Backpressure appears as consumer lag. Producers may still write, but consumers fall behind. Good systems monitor lag and respond by:

  • adding consumers when partitions are available
  • increasing partition count for future scale
  • shedding low-priority events
  • slowing producers or collectors
  • scaling downstream stores

Lag is not always bad. A durable log exists partly so consumers can fall behind briefly without losing data.


#Retention and Replay

Traditional task queues usually delete messages after acknowledgment. Kafka retains messages for a configured time or size limit.

Retention enables replay:

  • reprocess the last 24 hours after fixing a bug
  • create a new consumer group without changing producers
  • rebuild an analytics table from historical events
  • audit exactly what entered the pipeline

This is why Kafka is often the system of record for event pipelines, while OLAP stores, caches, and search indexes are derived views.

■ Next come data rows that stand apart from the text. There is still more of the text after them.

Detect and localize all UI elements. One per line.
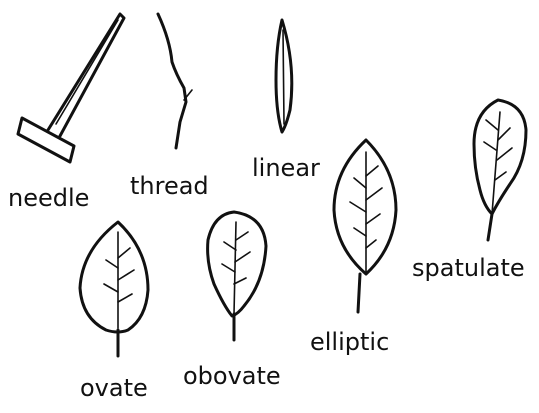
needle-leaf bbox=[18, 14, 124, 162]
thread-label: thread bbox=[130, 174, 209, 198]
obovate-leaf bbox=[208, 212, 266, 340]
ovate-leaf bbox=[80, 222, 148, 356]
linear-leaf bbox=[276, 20, 292, 132]
ovate-label: ovate bbox=[80, 376, 148, 400]
spatulate-leaf bbox=[474, 100, 526, 240]
elliptic-leaf bbox=[334, 140, 396, 312]
spatulate-label: spatulate bbox=[412, 256, 525, 280]
thread-leaf bbox=[158, 14, 192, 148]
needle-label: needle bbox=[8, 186, 89, 210]
linear-label: linear bbox=[252, 156, 320, 180]
obovate-label: obovate bbox=[183, 364, 281, 388]
elliptic-label: elliptic bbox=[310, 330, 389, 354]
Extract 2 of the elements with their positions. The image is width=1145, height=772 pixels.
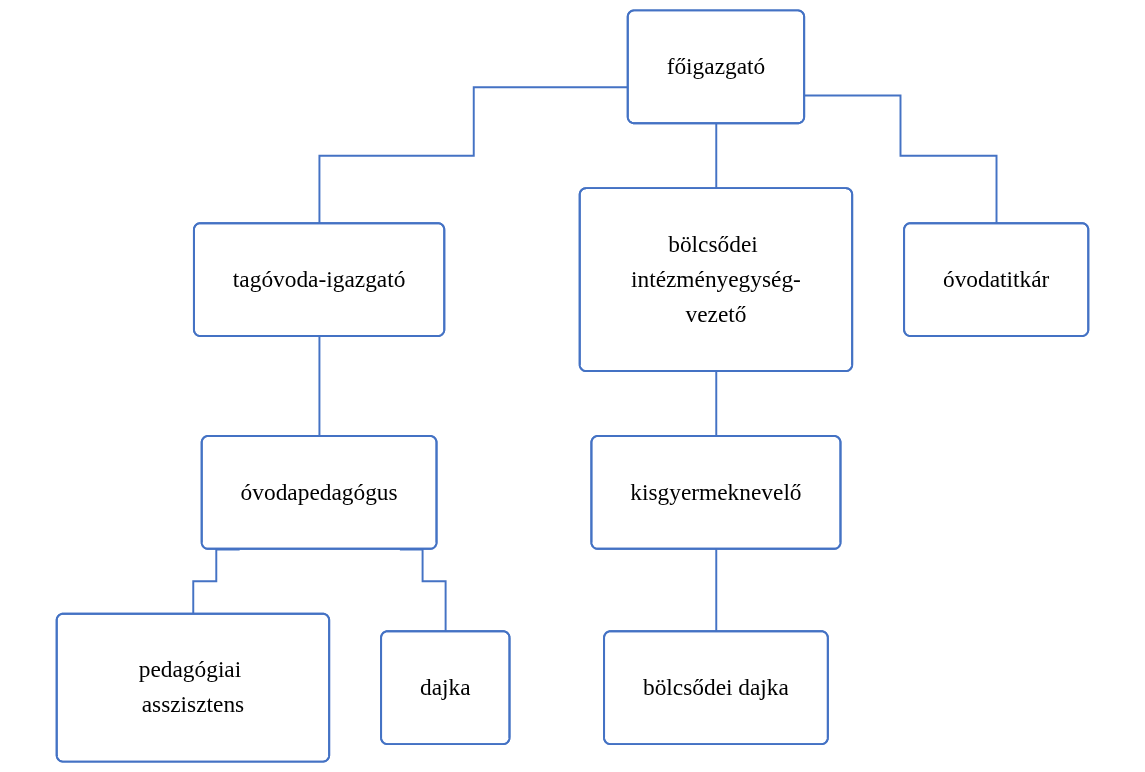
connector — [715, 548, 718, 633]
connector — [715, 122, 718, 190]
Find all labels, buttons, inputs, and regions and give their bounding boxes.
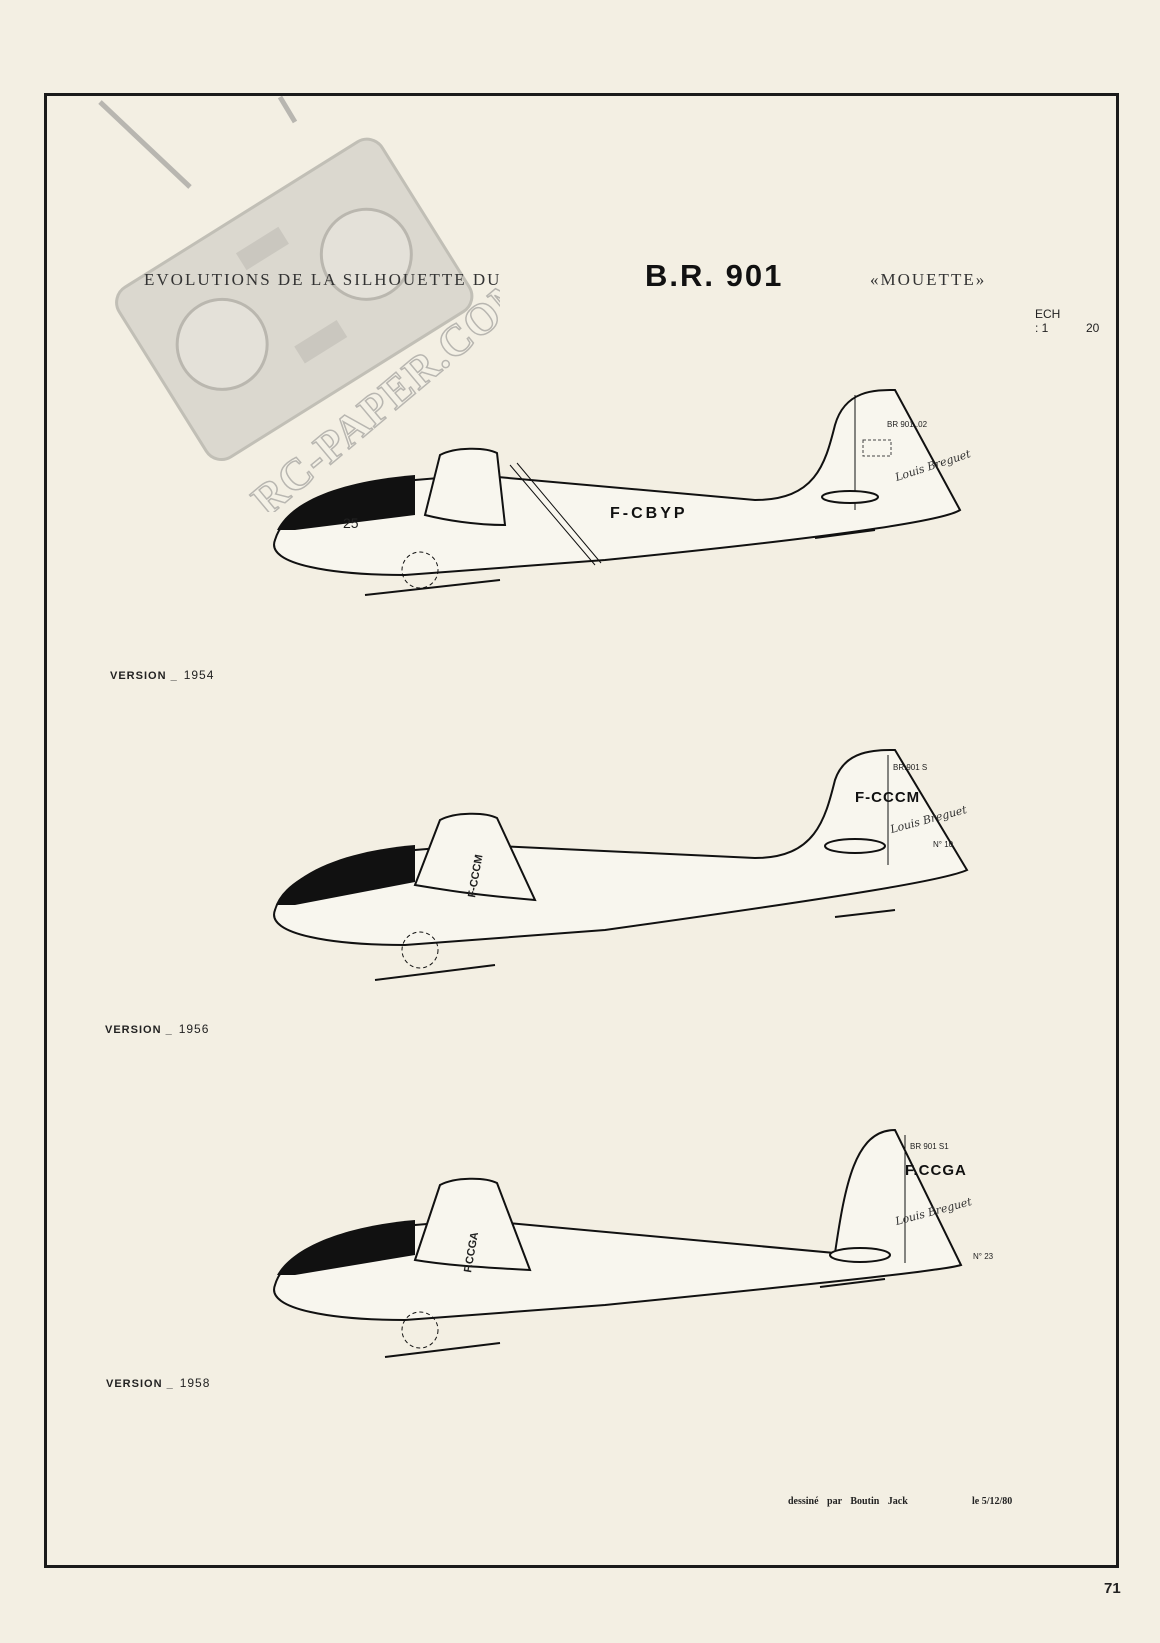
scale-denominator: 20	[1086, 321, 1100, 335]
drawing-date: le 5/12/80	[972, 1496, 1013, 1507]
drawing-credit: dessiné par Boutin Jack	[788, 1496, 908, 1507]
fin-text-1954: BR 901 .02	[887, 420, 928, 429]
glider-profile-1956: F-CCCM F-CCCM BR.901 S Louis Breguet N° …	[273, 748, 969, 981]
competition-number-1954: 25	[343, 515, 359, 531]
fin-text-1958: BR 901 S1	[910, 1142, 949, 1151]
page-title: EVOLUTIONS DE LA SILHOUETTE DU B.R. 901 …	[140, 258, 1040, 298]
glider-profile-1954: F-CBYP 25 BR 901 .02 Louis Breguet	[273, 388, 973, 596]
registration-1956: F-CCCM	[855, 789, 920, 806]
canopy	[277, 475, 415, 530]
version-year: 1958	[179, 1376, 211, 1390]
version-year: 1956	[178, 1022, 210, 1036]
fin-number-1958: N° 23	[973, 1252, 994, 1261]
fin-number-1956: N° 10	[933, 840, 954, 849]
version-prefix: VERSION _	[106, 1378, 174, 1390]
title-nickname: «MOUETTE»	[870, 270, 987, 289]
tailplane	[824, 838, 886, 854]
glider-profile-1958: F.CCGA F.CCGA BR 901 S1 Louis Breguet N°…	[273, 1128, 994, 1358]
scale-numerator: ECH : 1	[1035, 307, 1061, 335]
canopy	[277, 1220, 415, 1275]
tailplane	[829, 1247, 891, 1263]
fin-text-1956: BR.901 S	[893, 763, 927, 772]
landing-wheel	[401, 1311, 439, 1349]
version-year: 1954	[183, 668, 215, 682]
wing-root	[413, 812, 537, 902]
version-label-1954: VERSION _ 1954	[110, 668, 214, 682]
version-label-1956: VERSION _ 1956	[105, 1022, 209, 1036]
version-prefix: VERSION _	[105, 1024, 173, 1036]
registration-1958: F.CCGA	[905, 1162, 967, 1179]
wing-root	[413, 1177, 532, 1272]
registration-1954: F-CBYP	[610, 505, 688, 522]
canopy	[277, 845, 415, 905]
title-aircraft: B.R. 901	[645, 258, 784, 293]
version-label-1958: VERSION _ 1958	[106, 1376, 210, 1390]
tailplane	[821, 490, 879, 504]
title-prefix: EVOLUTIONS DE LA SILHOUETTE DU	[144, 270, 502, 289]
wing-root	[423, 447, 507, 527]
landing-wheel	[401, 931, 439, 969]
page-number: 71	[1104, 1580, 1121, 1597]
version-prefix: VERSION _	[110, 670, 178, 682]
drawing-frame	[44, 93, 1119, 1568]
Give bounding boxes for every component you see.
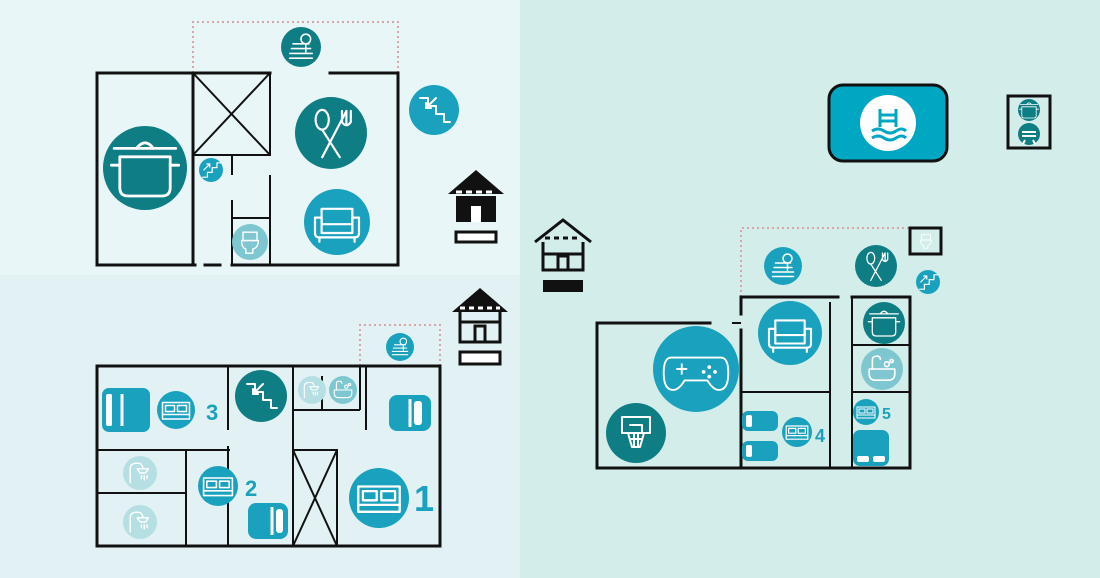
bed-icon	[853, 399, 879, 425]
terrace-icon	[281, 27, 321, 67]
stairs-up-icon	[916, 270, 940, 294]
bathtub-icon	[329, 376, 357, 404]
shower-icon	[123, 505, 157, 539]
room-number-1: 1	[414, 478, 434, 519]
floor-upper-left	[95, 21, 400, 267]
stairs-down-icon	[235, 370, 287, 422]
bed-icon	[349, 468, 409, 528]
house-icon	[452, 288, 508, 366]
bathtub-icon	[861, 348, 903, 390]
pot-icon	[863, 302, 905, 344]
stairs-up-icon	[199, 158, 223, 182]
basketball-icon	[606, 403, 666, 463]
stairs-down-icon	[409, 85, 459, 135]
toilet-icon	[232, 224, 268, 260]
shower-icon	[298, 376, 326, 404]
floor-right	[595, 226, 943, 470]
armchair-icon	[304, 189, 370, 255]
room-number-2: 2	[245, 476, 257, 501]
floor-lower-left	[95, 324, 442, 548]
pot-icon	[103, 126, 187, 210]
dinner-icon	[855, 245, 897, 287]
armchair-icon	[758, 301, 822, 365]
room-number-3: 3	[206, 400, 218, 425]
bed-single-icon	[742, 411, 778, 431]
bed-double-icon	[102, 388, 150, 432]
background-right	[520, 0, 1100, 578]
room-number-5: 5	[882, 406, 891, 423]
bed-icon	[198, 466, 238, 506]
dinner-icon	[295, 97, 367, 169]
house-icon	[534, 218, 592, 292]
barbecue-icon	[1006, 94, 1052, 150]
house-icon	[448, 170, 504, 244]
bed-single-icon	[742, 441, 778, 461]
gamepad-icon	[653, 326, 739, 412]
bed-icon	[157, 391, 195, 429]
terrace-icon	[764, 247, 802, 285]
room-number-4: 4	[815, 426, 825, 446]
bed-single-icon	[248, 503, 288, 539]
shower-icon	[123, 456, 157, 490]
terrace-icon	[386, 333, 414, 361]
bed-double-icon	[853, 430, 889, 466]
bed-single-icon	[389, 395, 431, 431]
bed-icon	[782, 417, 812, 447]
pool-icon	[827, 83, 949, 163]
toilet-icon	[920, 234, 932, 249]
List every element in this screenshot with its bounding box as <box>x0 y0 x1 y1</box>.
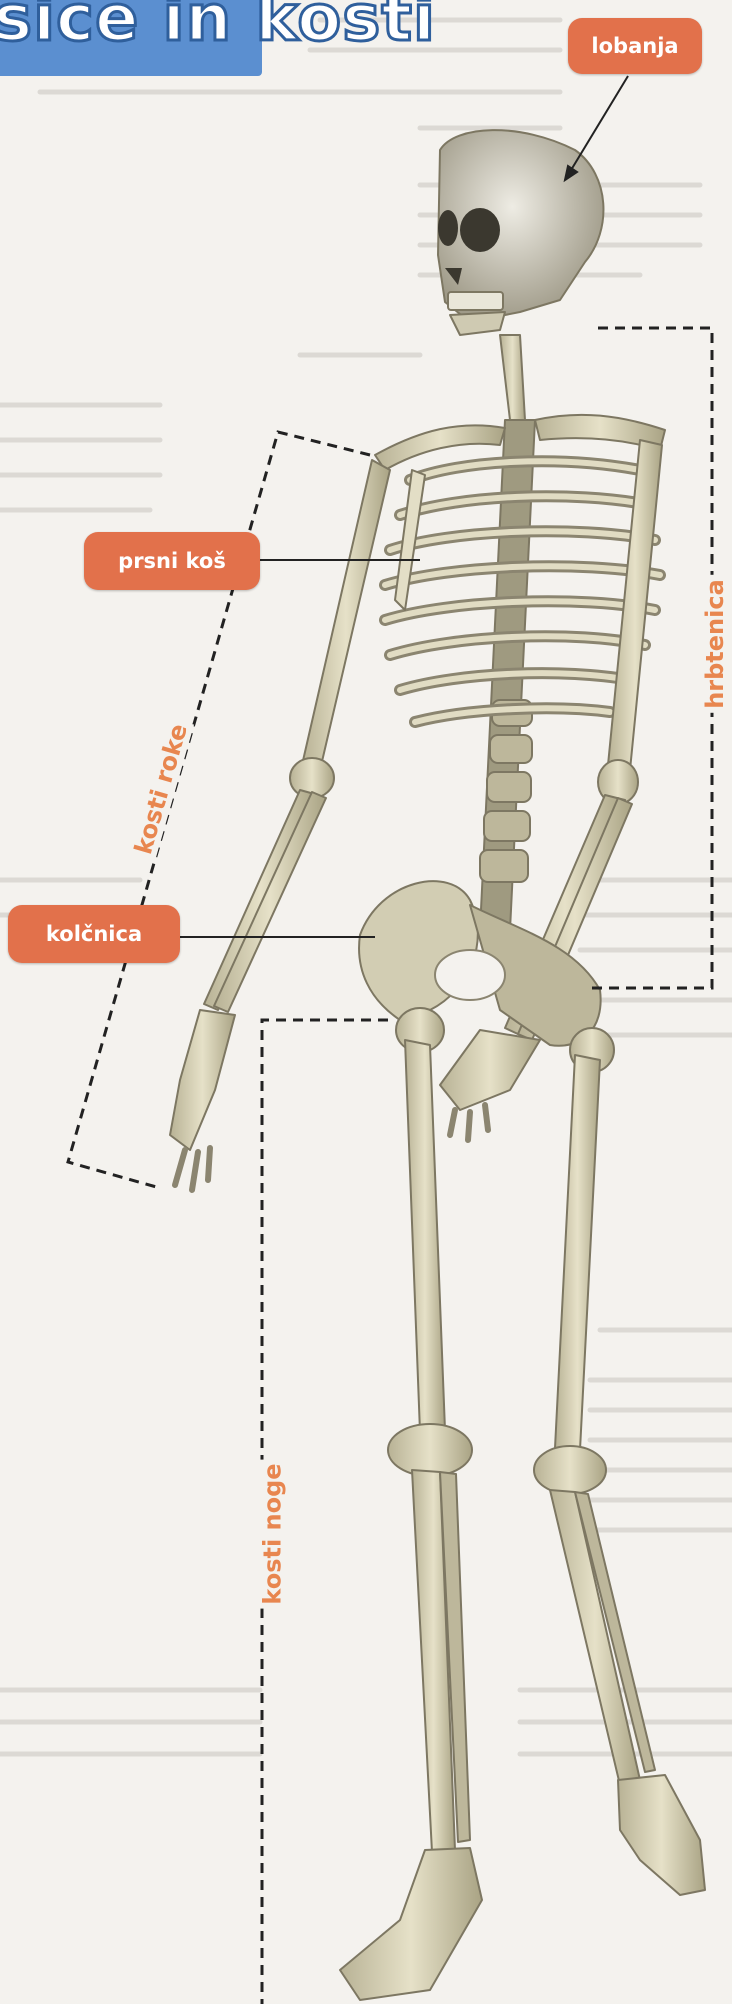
label-skull-text: lobanja <box>591 34 678 58</box>
label-skull: lobanja <box>568 18 702 74</box>
label-pelvis-text: kolčnica <box>46 922 142 946</box>
spine-bracket <box>590 328 712 988</box>
label-ribcage: prsni koš <box>84 532 260 590</box>
skull-pointer-line <box>565 76 628 180</box>
label-spine: hrbtenica <box>701 575 729 713</box>
label-pelvis: kolčnica <box>8 905 180 963</box>
label-ribcage-text: prsni koš <box>118 549 226 573</box>
label-leg-bones: kosti noge <box>259 1459 287 1608</box>
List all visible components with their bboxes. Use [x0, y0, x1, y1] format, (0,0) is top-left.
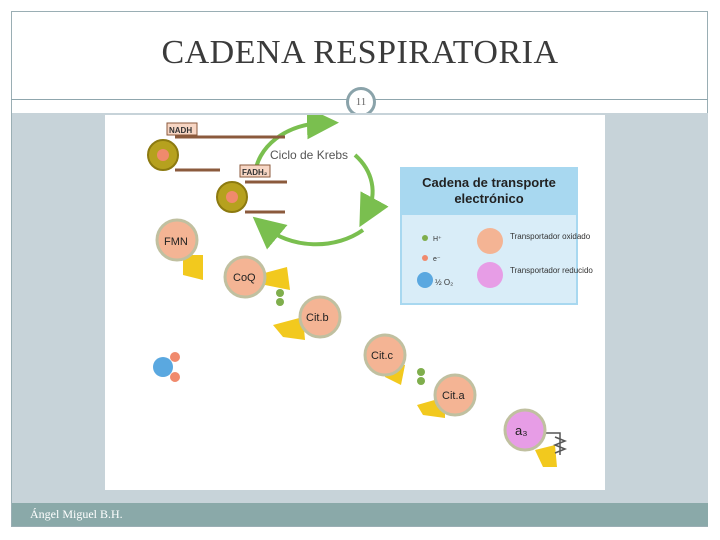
transfer-dots-2: [417, 368, 425, 385]
footer-band: [12, 503, 708, 526]
a3-label: a₃: [515, 423, 528, 438]
carrier-cit-c: Cit.c: [363, 333, 407, 385]
a3-wedge: [535, 445, 557, 467]
legend-proton-label: H⁺: [433, 236, 442, 243]
coq-label: CoQ: [233, 272, 256, 284]
legend-oxygen-label: ½ O₂: [435, 278, 453, 287]
a3-sphere: [503, 408, 547, 452]
cit-c-sphere: [363, 333, 407, 377]
cit-c-label: Cit.c: [371, 350, 394, 362]
nadh-tag: [166, 122, 198, 136]
legend-title-line1: Cadena de transporte: [422, 175, 556, 190]
cycle-arrow-bottom: [252, 216, 365, 250]
carrier-a3: a₃: [503, 408, 568, 467]
respiratory-chain-diagram: Ciclo de Krebs NADH FADH₂ FMN CoQ Cit.b: [147, 115, 593, 467]
fadh2-tag: [239, 164, 271, 178]
cit-b-label: Cit.b: [306, 312, 329, 324]
carrier-cit-a: Cit.a: [417, 373, 477, 418]
water-hydrogen: [170, 372, 180, 382]
fmn-wedge: [183, 255, 203, 280]
krebs-cycle-label: Ciclo de Krebs: [270, 148, 348, 162]
footer-author: Ángel Miguel B.H.: [30, 507, 123, 521]
water-hydrogen: [170, 352, 180, 362]
proton-dot: [276, 289, 284, 297]
legend-electron-swatch: [422, 255, 428, 261]
legend-panel: Cadena de transporte electrónico H⁺ e⁻ ½…: [400, 167, 593, 305]
legend-reduced-swatch: [477, 262, 503, 288]
legend-oxygen-swatch: [417, 272, 433, 288]
carrier-cit-b: Cit.b: [273, 295, 342, 340]
fadh2-core: [226, 191, 238, 203]
cit-a-sphere: [433, 373, 477, 417]
cit-a-label: Cit.a: [442, 390, 466, 402]
slide-title: CADENA RESPIRATORIA: [161, 34, 559, 71]
fadh2-chain: [245, 180, 287, 214]
cit-b-sphere: [298, 295, 342, 339]
water-molecule: [153, 352, 180, 382]
cit-b-wedge: [273, 317, 305, 340]
fadh2-donor: FADH₂: [216, 164, 287, 214]
fmn-label: FMN: [164, 236, 188, 248]
krebs-cycle: Ciclo de Krebs: [252, 115, 389, 250]
legend-reduced-label: Transportador reducido: [510, 266, 593, 275]
legend-oxidized-label: Transportador oxidado: [510, 232, 591, 241]
legend-title-line2: electrónico: [454, 191, 523, 206]
coq-wedge: [257, 267, 290, 290]
carrier-coq: CoQ: [223, 255, 290, 299]
carrier-fmn: FMN: [155, 218, 203, 280]
nadh-chain: [175, 135, 285, 172]
proton-dot: [417, 368, 425, 376]
nadh-label: NADH: [169, 126, 192, 135]
a3-spring: [545, 432, 568, 455]
coq-sphere: [223, 255, 267, 299]
legend-electron-label: e⁻: [433, 256, 441, 263]
transfer-dots-1: [276, 289, 284, 306]
proton-dot: [276, 298, 284, 306]
fmn-sphere: [155, 218, 199, 262]
legend-oxidized-swatch: [477, 228, 503, 254]
proton-dot: [417, 377, 425, 385]
water-oxygen: [153, 357, 173, 377]
cycle-arrow-right: [353, 153, 389, 228]
respiratory-chain-figure: Ciclo de Krebs NADH FADH₂ FMN CoQ Cit.b: [105, 115, 605, 490]
fadh2-label: FADH₂: [242, 168, 268, 177]
nadh-core: [157, 149, 169, 161]
nadh-donor: NADH: [147, 122, 285, 172]
legend-proton-swatch: [422, 235, 428, 241]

#Common Interview Mistakes

Calling Kafka "exactly-once" without nuance. Kafka has transactional features, but end-to-end correctness still depends on idempotent consumers and sink writes.

Ignoring partition keys. Throughput and ordering both depend on partitioning.

Using Kafka for every async task. Simple job queues may be better for one-off work distribution.

Forgetting consumer lag. If dashboards need fresh data, lag is a user-facing metric.


#Summary: What to Remember

  • Kafka is a durable, partitioned event log.
  • Topics hold event streams; partitions provide parallelism and per-partition ordering.
  • Consumer groups let workers share partitions.
  • Retention enables replay and derived views.
  • Partition keys determine ordering, hot spots, and scalability.